We really took our time setting up our booth. Both of us are kind of big on decorating so our muslim clothing had to be displayed to the best advantage. The booth was embellished with silk greenery and floral carpeting. Sparkling beaded shawls were draped on the walls (thankfully obliterating “Hair Back”). The result was, well… like Asra’s living room: very cozy and very inviting!
Next came the task of displaying our Islamic clothing fashions to perfection. Long tunic tops were all the rage and we had designed a dozen in our first clothing collection. We had paired them with coordinating long skirts and long pants and finished them off with the perfect finishing touch – coordinating hijabs. And most prized of all were our Islamic evening gowns, complete with matching wraps; sort of a crossover between a Western gown and a jilbab.

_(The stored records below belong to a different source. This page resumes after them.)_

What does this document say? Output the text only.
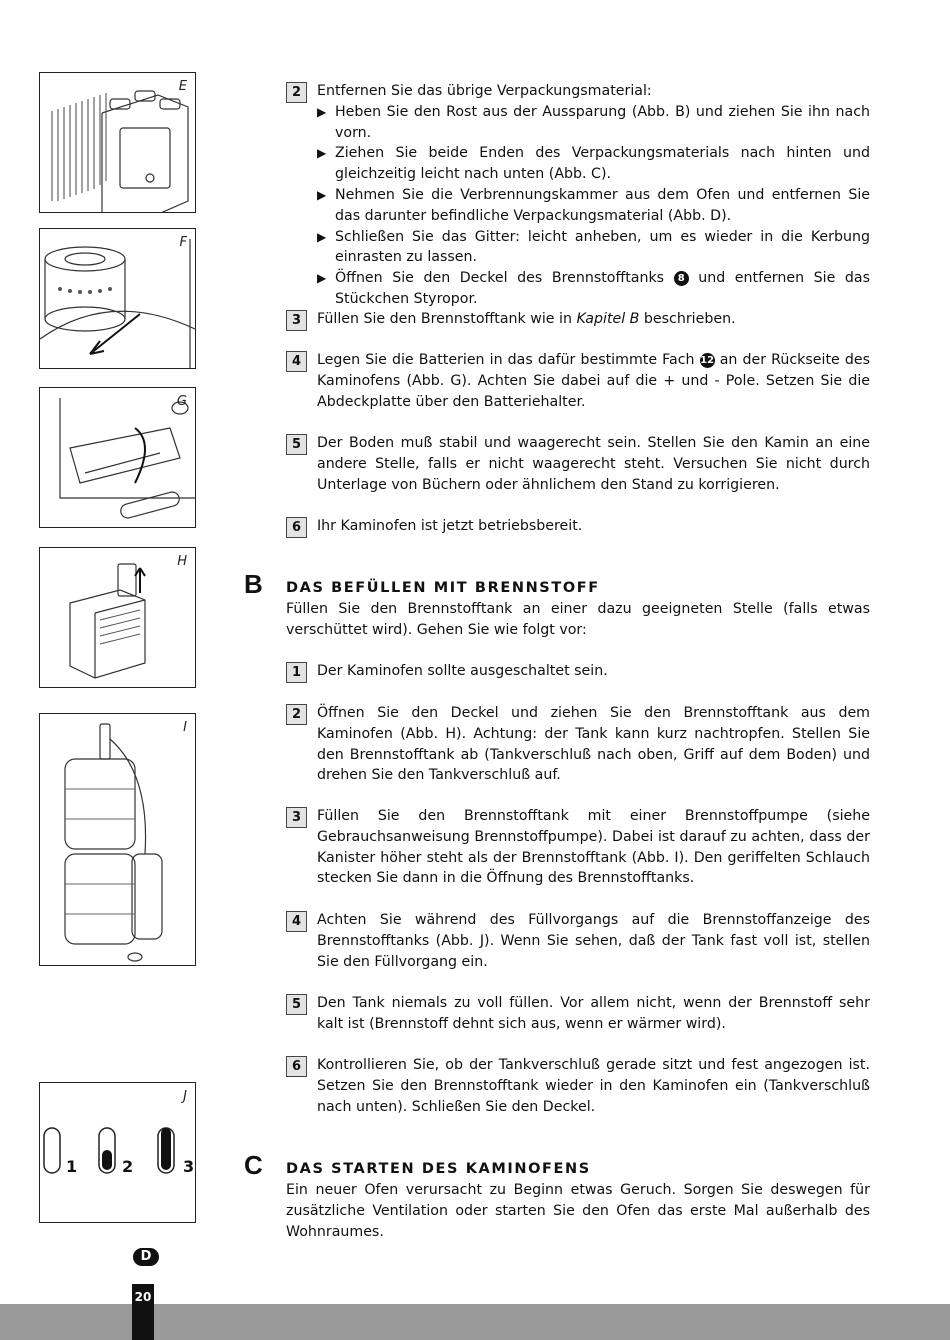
E
F
G
H
I
J
1	2	3
2	Entfernen Sie das übrige Verpackungsmaterial:
▶ Heben Sie den Rost aus der Aussparung (Abb. B) und ziehen Sie ihn nach vorn.
▶ Ziehen Sie beide Enden des Verpackungsmaterials nach hinten und gleichzeitig leicht nach unten (Abb. C).
▶ Nehmen Sie die Verbrennungskammer aus dem Ofen und entfernen Sie das darunter befindliche Verpackungsmaterial (Abb. D).
▶ Schließen Sie das Gitter: leicht anheben, um es wieder in die Kerbung einrasten zu lassen.
▶ Öffnen Sie den Deckel des Brennstofftanks 8 und entfernen Sie das Stückchen Styropor.
3	Füllen Sie den Brennstofftank wie in Kapitel B beschrieben.
4	Legen Sie die Batterien in das dafür bestimmte Fach 12 an der Rückseite des Kaminofens (Abb. G). Achten Sie dabei auf die + und - Pole. Setzen Sie die Abdeckplatte über den Batteriehalter.
5	Der Boden muß stabil und waagerecht sein. Stellen Sie den Kamin an eine andere Stelle, falls er nicht waagerecht steht. Versuchen Sie nicht durch Unterlage von Büchern oder ähnlichem den Stand zu korrigieren.
6	Ihr Kaminofen ist jetzt betriebsbereit.
B DAS BEFÜLLEN MIT BRENNSTOFF
Füllen Sie den Brennstofftank an einer dazu geeigneten Stelle (falls etwas verschüttet wird). Gehen Sie wie folgt vor:
1	Der Kaminofen sollte ausgeschaltet sein.
2	Öffnen Sie den Deckel und ziehen Sie den Brennstofftank aus dem Kaminofen (Abb. H). Achtung: der Tank kann kurz nachtropfen. Stellen Sie den Brennstofftank ab (Tankverschluß nach oben, Griff auf dem Boden) und drehen Sie den Tankverschluß auf.
3	Füllen Sie den Brennstofftank mit einer Brennstoffpumpe (siehe Gebrauchsanweisung Brennstoffpumpe). Dabei ist darauf zu achten, dass der Kanister höher steht als der Brennstofftank (Abb. I). Den geriffelten Schlauch stecken Sie dann in die Öffnung des Brennstofftanks.
4	Achten Sie während des Füllvorgangs auf die Brennstoffanzeige des Brennstofftanks (Abb. J). Wenn Sie sehen, daß der Tank fast voll ist, stellen Sie den Füllvorgang ein.
5	Den Tank niemals zu voll füllen. Vor allem nicht, wenn der Brennstoff sehr kalt ist (Brennstoff dehnt sich aus, wenn er wärmer wird).
6	Kontrollieren Sie, ob der Tankverschluß gerade sitzt und fest angezogen ist. Setzen Sie den Brennstofftank wieder in den Kaminofen ein (Tankverschluß nach unten). Schließen Sie den Deckel.
C DAS STARTEN DES KAMINOFENS
Ein neuer Ofen verursacht zu Beginn etwas Geruch. Sorgen Sie deswegen für zusätzliche Ventilation oder starten Sie den Ofen das erste Mal außerhalb des Wohnraumes.
D
20
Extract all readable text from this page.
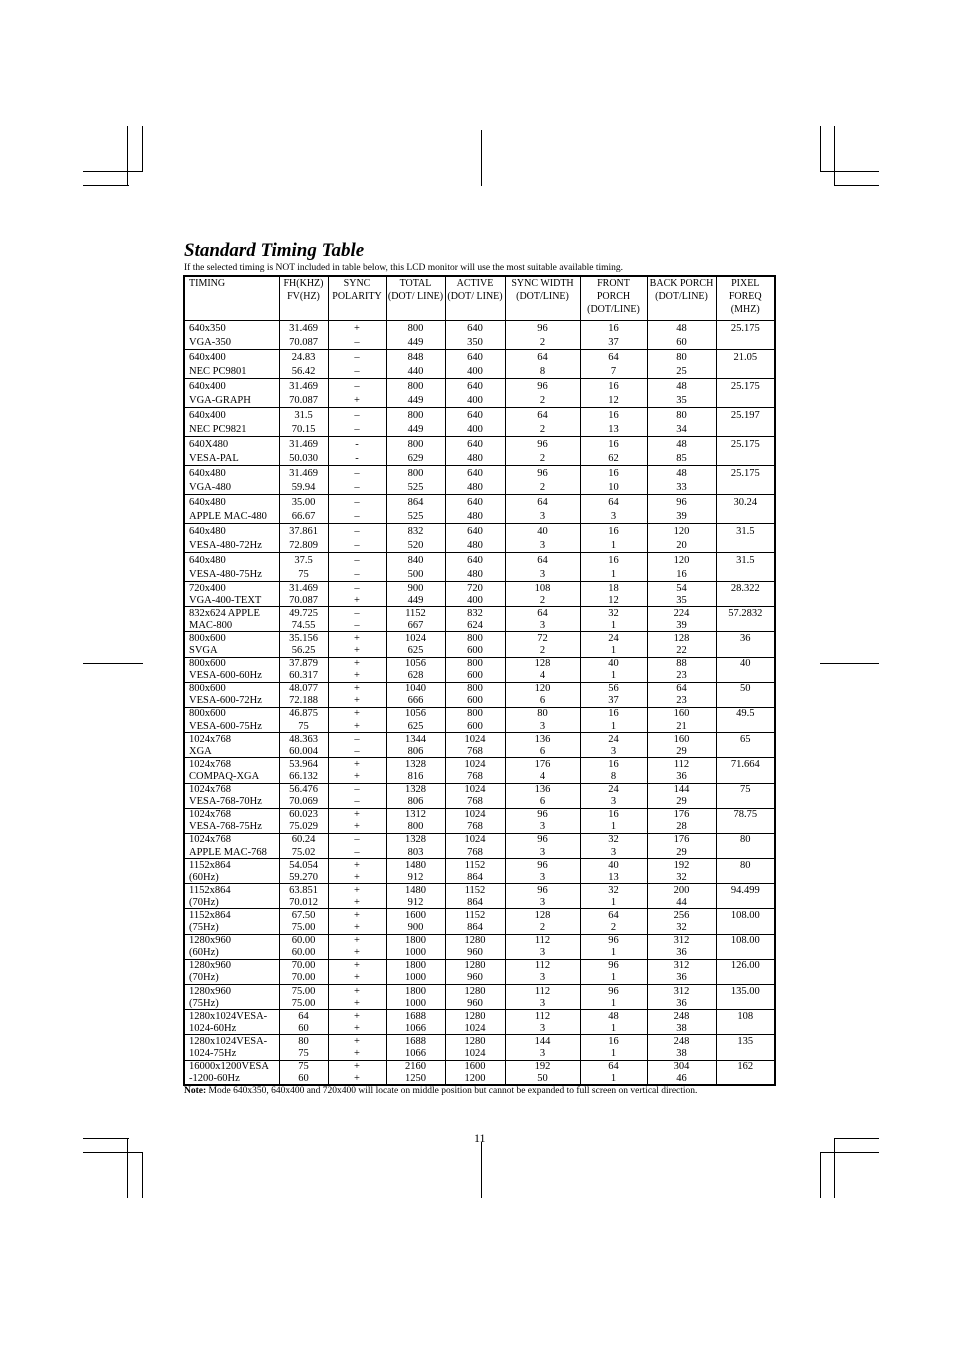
Standard Timing Table
If the selected timing is NOT included in table below, this LCD monitor will use the most suitable available timing.
TIMING	FH(KHZ) FV(HZ)	SYNC POLARITY	TOTAL (DOT/ LINE)	ACTIVE (DOT/ LINE)	SYNC WIDTH (DOT/LINE)	FRONT PORCH (DOT/LINE)	BACK PORCH (DOT/LINE)	PIXEL FOREQ (MHZ)
640x350	31.469	+	800	640	96	16	48	25.175
VGA-350	70.087	–	449	350	2	37	60	
640x400	24.83	–	848	640	64	64	80	21.05
NEC PC9801	56.42	–	440	400	8	7	25	
640x400	31.469	–	800	640	96	16	48	25.175
VGA-GRAPH	70.087	+	449	400	2	12	35	
640x400	31.5	–	800	640	64	16	80	25.197
NEC PC9821	70.15	–	449	400	2	13	34	
640X480	31.469	-	800	640	96	16	48	25.175
VESA-PAL	50.030	-	629	480	2	62	85	
640x480	31.469	–	800	640	96	16	48	25.175
VGA-480	59.94	–	525	480	2	10	33	
640x480	35.00	–	864	640	64	64	96	30.24
APPLE MAC-480	66.67	–	525	480	3	3	39	
640x480	37.861	–	832	640	40	16	120	31.5
VESA-480-72Hz	72.809	–	520	480	3	1	20	
640x480	37.5	–	840	640	64	16	120	31.5
VESA-480-75Hz	75	–	500	480	3	1	16	
720x400	31.469	–	900	720	108	18	54	28.322
VGA-400-TEXT	70.087	+	449	400	2	12	35	
832x624 APPLE	49.725	–	1152	832	64	32	224	57.2832
MAC-800	74.55	–	667	624	3	1	39	
800x600	35.156	+	1024	800	72	24	128	36
SVGA	56.25	+	625	600	2	1	22	
800x600	37.879	+	1056	800	128	40	88	40
VESA-600-60Hz	60.317	+	628	600	4	1	23	
800x600	48.077	+	1040	800	120	56	64	50
VESA-600-72Hz	72.188	+	666	600	6	37	23	
800x600	46.875	+	1056	800	80	16	160	49.5
VESA-600-75Hz	75	+	625	600	3	1	21	
1024x768	48.363	–	1344	1024	136	24	160	65
XGA	60.004	–	806	768	6	3	29	
1024x768	53.964	+	1328	1024	176	16	112	71.664
COMPAQ-XGA	66.132	+	816	768	4	8	36	
1024x768	56.476	–	1328	1024	136	24	144	75
VESA-768-70Hz	70.069	–	806	768	6	3	29	
1024x768	60.023	+	1312	1024	96	16	176	78.75
VESA-768-75Hz	75.029	+	800	768	3	1	28	
1024x768	60.24	–	1328	1024	96	32	176	80
APPLE MAC-768	75.02	–	803	768	3	3	29	
1152x864	54.054	+	1480	1152	96	40	192	80
(60Hz)	59.270	+	912	864	3	13	32	
1152x864	63.851	+	1480	1152	96	32	200	94.499
(70Hz)	70.012	+	912	864	3	1	44	
1152x864	67.50	+	1600	1152	128	64	256	108.00
(75Hz)	75.00	+	900	864	2	2	32	
1280x960	60.00	+	1800	1280	112	96	312	108.00
(60Hz)	60.00	+	1000	960	3	1	36	
1280x960	70.00	+	1800	1280	112	96	312	126.00
(70Hz)	70.00	+	1000	960	3	1	36	
1280x960	75.00	+	1800	1280	112	96	312	135.00
(75Hz)	75.00	+	1000	960	3	1	36	
1280x1024VESA-	64	+	1688	1280	112	48	248	108
1024-60Hz	60	+	1066	1024	3	1	38	
1280x1024VESA-	80	+	1688	1280	144	16	248	135
1024-75Hz	75	+	1066	1024	3	1	38	
16000x1200VESA	75	+	2160	1600	192	64	304	162
-1200-60Hz	60	+	1250	1200	50	1	46	
Note: Mode 640x350, 640x400 and 720x400 will locate on middle position but cannot be expanded to full screen on vertical direction.
11
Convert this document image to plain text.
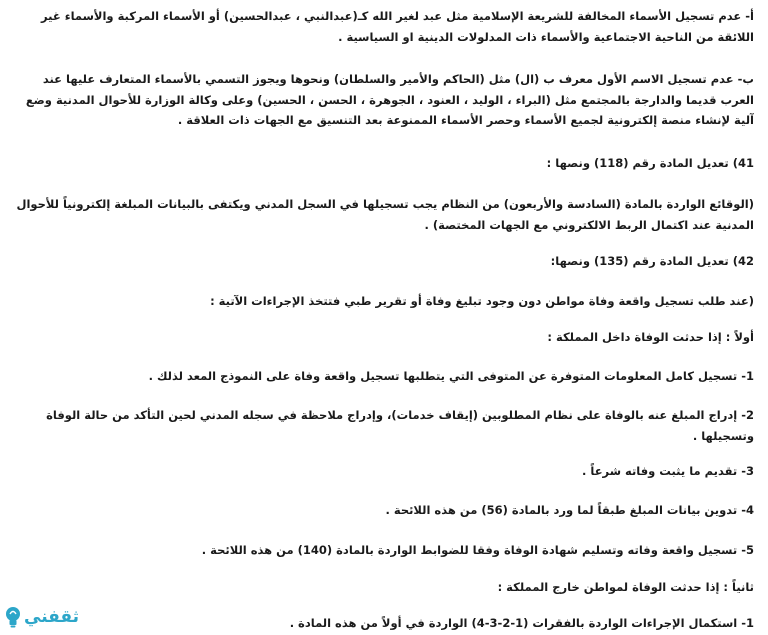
أ- عدم تسجيل الأسماء المخالفة للشريعة الإسلامية مثل عبد لغير الله كـ(عبدالنبي ، عبدالحسين) أو الأسماء المركبة والأسماء غير
اللائقة من الناحية الاجتماعية والأسماء ذات المدلولات الدينية او السياسية .

ب- عدم تسجيل الاسم الأول معرف ب (ال) مثل (الحاكم والأمير والسلطان) ونحوها ويجوز التسمي بالأسماء المتعارف عليها عند
العرب قديما والدارجة بالمجتمع مثل (البراء ، الوليد ، العنود ، الجوهرة ، الحسن ، الحسين) وعلى وكالة الوزارة للأحوال المدنية وضع
آلية لإنشاء منصة إلكترونية لجميع الأسماء وحصر الأسماء الممنوعة بعد التنسيق مع الجهات ذات العلاقة .

41) تعديل المادة رقم (118) ونصها :

(الوقائع الواردة بالمادة (السادسة والأربعون) من النظام يجب تسجيلها في السجل المدني ويكتفى بالبيانات المبلغة إلكترونياً للأحوال
المدنية عند اكتمال الربط الالكتروني مع الجهات المختصة) .

42) تعديل المادة رقم (135) ونصها:

(عند طلب تسجيل واقعة وفاة مواطن دون وجود تبليغ وفاة أو تقرير طبي فتتخذ الإجراءات الآتية :

أولاً : إذا حدثت الوفاة داخل المملكة :

1- تسجيل كامل المعلومات المتوفرة عن المتوفى التي يتطلبها تسجيل واقعة وفاة على النموذج المعد لذلك .

2- إدراج المبلغ عنه بالوفاة على نظام المطلوبين (إيقاف خدمات)، وإدراج ملاحظة في سجله المدني لحين التأكد من حالة الوفاة
وتسجيلها .

3- تقديم ما يثبت وفاته شرعاً .

4- تدوين بيانات المبلغ طبقاً لما ورد بالمادة (56) من هذه اللائحة .

5- تسجيل واقعة وفاته وتسليم شهادة الوفاة وفقا للضوابط الواردة بالمادة (140) من هذه اللائحة .

ثانياً : إذا حدثت الوفاة لمواطن خارج المملكة :

1- استكمال الإجراءات الواردة بالفقرات (1-2-3-4) الواردة في أولاً من هذه المادة .

ثقفني
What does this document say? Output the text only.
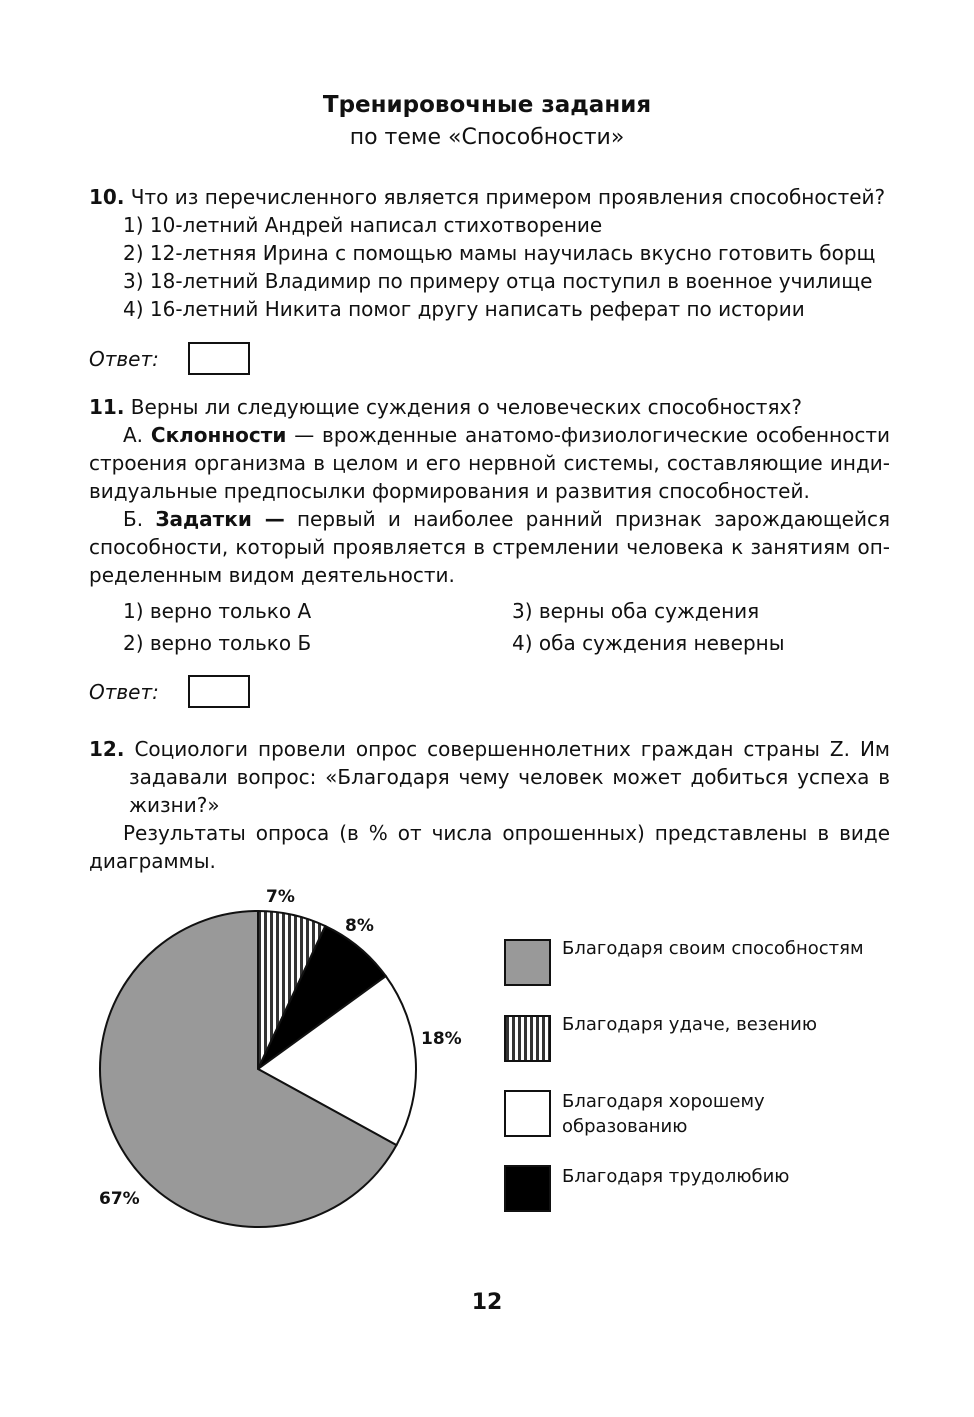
Тренировочные задания
по теме «Способности»
10. Что из перечисленного является примером проявления способностей?
1) 10-летний Андрей написал стихотворение
2) 12-летняя Ирина с помощью мамы научилась вкусно готовить борщ
3) 18-летний Владимир по примеру отца поступил в военное училище
4) 16-летний Никита помог другу написать реферат по истории
Ответ:
11. Верны ли следующие суждения о человеческих способностях?
А. Склонности — врожденные анатомо-физиологические особенности
строения организма в целом и его нервной системы, составляющие инди-
видуальные предпосылки формирования и развития способностей.
Б. Задатки — первый и наиболее ранний признак зарождающейся
способности, который проявляется в стремлении человека к занятиям оп-
ределенным видом деятельности.
1) верно только А
2) верно только Б
3) верны оба суждения
4) оба суждения неверны
Ответ:
12. Социологи провели опрос совершеннолетних граждан страны Z. Им
задавали вопрос: «Благодаря чему человек может добиться успеха в
жизни?»
Результаты опроса (в % от числа опрошенных) представлены в виде
диаграммы.
7%
8%
18%
67%
Благодаря своим способностям
Благодаря удаче, везению
Благодаря хорошему
образованию
Благодаря трудолюбию
12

Our fashions were hung up on the nicest hangers we could afford, all neatly arranged by color and size. Out came the steamer to iron away every last crease and wrinkle. The plume of steam from the contraption billowed up, up, up.. all the way to the ceiling. Pretty soon we had gathered a crowd!
Women of every description swarmed our booth, touching, feeling, rummaging through racks. With oohs and aahs all around, it was like a party!
We engaged everyone in conversation, asked questions, and made many new friends. The most inspiring to talk to were the new Muslim converts, sharing what motivated them about their new faith, while at the same time shopping for a new Muslim clothing wardrobe. We asked people what they liked (and did not like) in our clothing line and got great ideas from them on new clothing styles.
We also paid close attention to what people wore and got lots of creative inspiration from folks dressed in all manner of Islamic clothing, from every corner of the globe.
There were the Syrian and Jordanian ladies in western style skirt suits with coordinating hijab in stripes and florals. There were Moroccan and Algerian sisters in long traditional caftans called galabiyas and takshitas. Indonesian and Malaysian sisters came wearing tailored long tunic jackets called kebayas and and ankle skirts called sarongs. Chinese women came wearing elegant pant suits with beautiful Mandarin collar jackets. Nigerian sisters came in bold, colorful print robes and coordinating turbans. Pakistani sisters showed up in all varieties of salwar kameez, a knee length tunic and loose gathered pants. Indian sisters arrived in the traditional Indian sari modified with a modest blouse and the dramatic pallu (or decorated end of the sari) draped over their heads. And of course… the American sisters came in pretty loose tops and blue jeans.
What an uplifting experience to be surrounded by so many confident, exuberant women!
All different, all beautiful, all in their unique styles of Islamic clothing.